Brown has long been a leader in teaching, research, and service to promote environmental sustainability. The creation of the Center for Environmental Studies in 1978 provided a strong foundation for progress that evolved over subsequent decades: the 1991 formation of the campus environmental stewardship initiative, “Brown is Green”; the 2003 approval of the Environmental Change Initiative; the 2007 commitment to reduce greenhouse gas emissions by ten to fifteen percent below 1990 levels by 2020—a goal we are well on track to achieving.

Most recently, we have established a new institute dedicated to research and education on environmental issues. The Institute for the Study of Environment and Society (ISES) combines and builds on the Center for Environmental Studies and the more recent research program, the Environmental Change Initiative. ISES is emblematic of Brown’s characteristic approach to scholarship. It draws on faculty expertise from diverse disciplines to explore environmental processes that will shape the future of the planet, and it integrates research, education, and outreach. Through the work of the Institute, we are cultivating collaboration in areas ranging from ecology and geology to sociology and public health, with the goal of advancing knowledge, producing viable and creative solutions to pressing problems, and providing students with valuable experience working alongside their professors in the field. Our expectation is that the Institute will drive discovery by identifying specific ways in which we can respond to and mitigate negative environmental factors and encourage positive action.

ISES is located in the newly renovated Building for Environmental Research and Teaching, formerly Hunter Laboratory. In May we christened both the Institute and the state-of-the-art facility, complete with its glimmering rooftop greenhouse. ISES Director Amanda Lynch, Deputy Director for Research Leah VanWey, and Deputy Director for Education Dov Sax shared their compelling vision for the Institute, centering on the themes of Natural Systems, Food and Water, Human Health and Wellbeing, and Equity and Governance.
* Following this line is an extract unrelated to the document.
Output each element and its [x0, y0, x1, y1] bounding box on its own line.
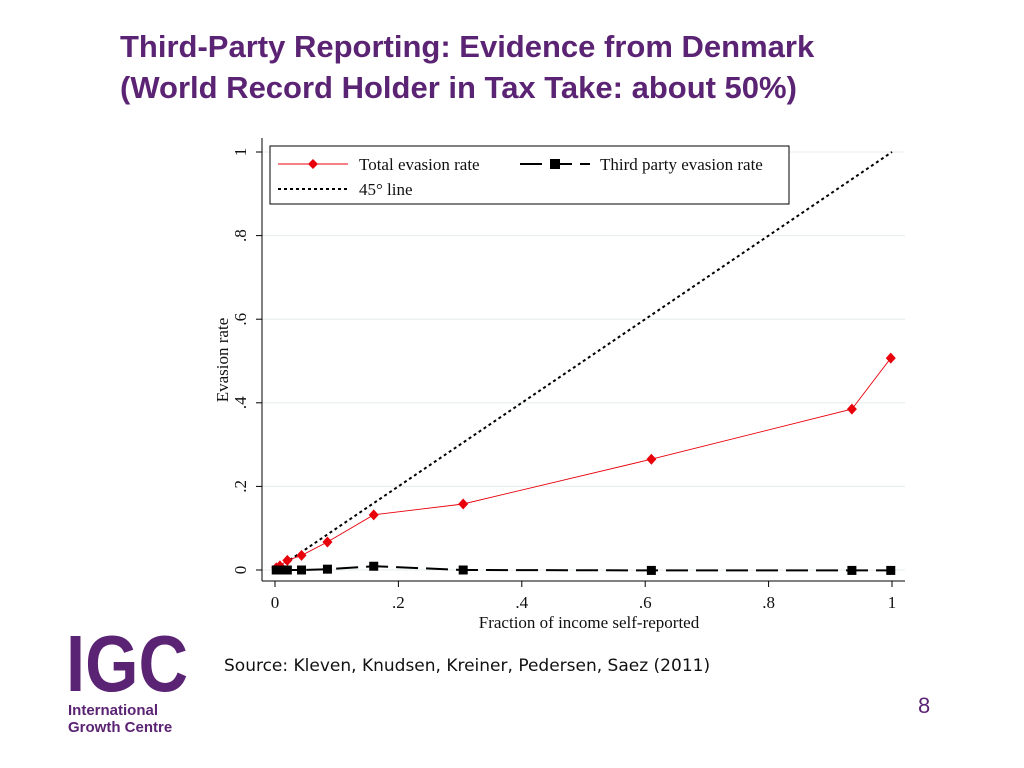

Architect and Brown parent Toshiko Mori discussed how the building’s design supports the Institute’s mission.

Already we have witnessed inspiring activity on environmental issues. Recent research by ISES Fellow James Kellner reveals clearly how climate change is altering the landscape in the United States. He and his colleagues showed that mangrove forests are expanding northward along Florida’s Atlantic Coast as the number of very cold days in the region decreases. In a recent issue of Nature Climate Change, Ittleson Professor of Environmental Studies and Sociology and ISES Fellow J. Timmons Roberts outlined a four-step plan to break the international impasse on reducing worldwide greenhouse gas emissions.

More locally, a group of undergraduate students worked with Professor Roberts and state legislators to research and promote the Resilient Rhode Island Act of 2014. This legislation, which passed both chambers, provides extensive measures for climate change adaptation and mitigation in Rhode Island. The work under way at Brown is also international: Leah VanWey from the Department of Sociology and ISES fellow Jack Mustard from the Department of Earth, Environmental, and Planetary Sciences are leading a cross-disciplinary effort that tracks agricultural intensification in Mato Grosso, Brazil. They’ve shed important light on how changes in land use are influencing deforestation in the Amazon biome and in economic wellbeing for Brazilian citizens.

Brown’s newest Institute is an example of the work supported and advanced through Building on Distinction, the University’s strategic plan. The integrated approach to education and scholarship is designed to address complex questions, cultivate future leaders, foster dialogue and cooperation, and contribute in meaningful ways that help with our most fundamental goal: sustaining life on earth.